Kadın adamın üzerindekileri yırtarcasına söktü. "Gel" diyebildi sadece. Ensesinden tuttuğu suratı öperken, içindeki yangınları söndürmeye çalışan bir uzuv vardı adamdan.
Sadece dudaklarını aralık bırakabildi. şimdiye kadar uzaklaştırılmış, yok sayılmış tüm çığlıkların dışarı çıkması için. Göğe doğru çıkan bu sesler hiç inmemek üzere yol
alıyordu yukarı doğru. Ahlar birbirini takip ederken kadın ayaklarını adamın belinde birleştirdi ve uzaktan ona baktı. Omuzlarına, başını koymak için can attığı
göğsüne, kasıklarına, ellerine. Bu güzergahtaki tüm mola yerleri onundu. Parmak uçlarıyla gezdi üzerlerinde , damı kışkırtmaya devam ederken. Bir birleşme daha. Bir tekleşme
daha istedi. Tırnaklarını geçirdiği buğday sırt yanarken, dudaklarıyla sarhoş ettiği vücuda hayran kaldı. Adamın tek eli sol göğsüne indi kadının, dişleri ise sağ
göğsüne.

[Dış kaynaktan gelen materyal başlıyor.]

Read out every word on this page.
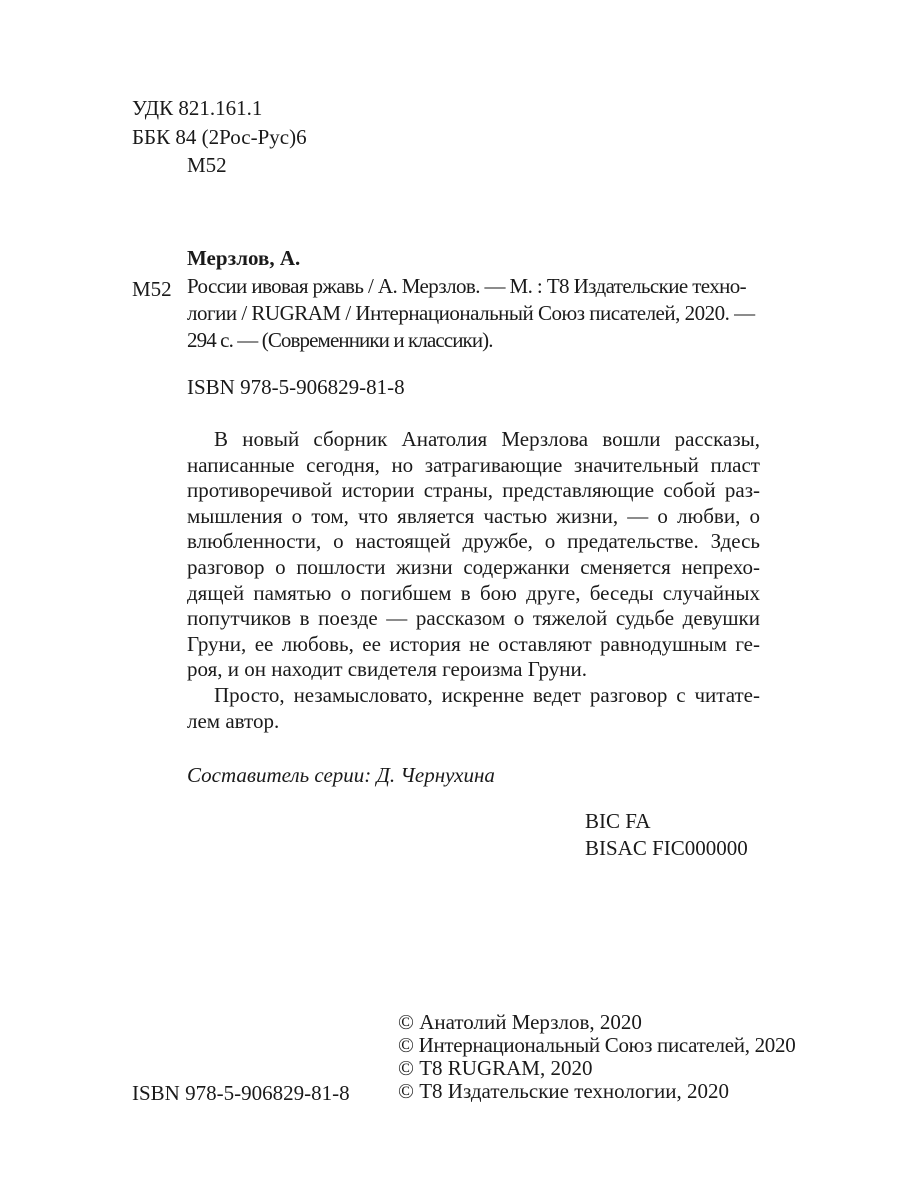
УДК 821.161.1
ББК 84 (2Рос-Рус)6
М52
Мерзлов, А.
М52 России ивовая ржавь / А. Мерзлов. — М. : Т8 Издательские техно-
логии / RUGRAM / Интернациональный Союз писателей, 2020. —
294 с. — (Современники и классики).
ISBN 978-5-906829-81-8

В новый сборник Анатолия Мерзлова вошли рассказы, написанные сегодня, но затрагивающие значительный пласт противоречивой истории страны, представляющие собой размышления о том, что является частью жизни, — о любви, о влюбленности, о настоящей дружбе, о предательстве. Здесь разговор о пошлости жизни содержанки сменяется непреходящей памятью о погибшем в бою друге, беседы случайных попутчиков в поезде — рассказом о тяжелой судьбе девушки Груни, ее любовь, ее история не оставляют равнодушным героя, и он находит свидетеля героизма Груни.

Просто, незамысловато, искренне ведет разговор с читателем автор.

Составитель серии: Д. Чернухина
BIC FA
BISAC FIC000000
ISBN 978-5-906829-81-8
© Анатолий Мерзлов, 2020
© Интернациональный Союз писателей, 2020
© Т8 RUGRAM, 2020
© Т8 Издательские технологии, 2020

Titreyen her milim doku aşkla yandı, eridi. ve adam ateşin üzerine en tatlı suyu bırakmıştı. ikisi beraber sönmeye başladılar.
*
Vedaları beceremeyen bir insan olarak adamın üzüntüsü boğazına peşi sıra dizilmiş yumruklardan belli oluyordu. Ağlaması için insanların dokunmaları fazla bile
gelecekti. Teknolojiyi geliştiren her bir bilim adamına lanetler okudu, şimdi bir parçası uçağın camından kendini izlerken. Wright kardeşler keşke tek yönlü uçak
yapabilseydi. Gelen ama gidemeyen. Adam sadece bakabildi. Bıraksalar tek hamlede bu eski model uçağı paramparça edebilir ve kendine ait olanı alarak oradan
uzaklaşırdı. Ardına bile bakmadan. Göğe bıraktıkları haykırışlarla tapusunu aldılar dağların. Dağlar onlarındı.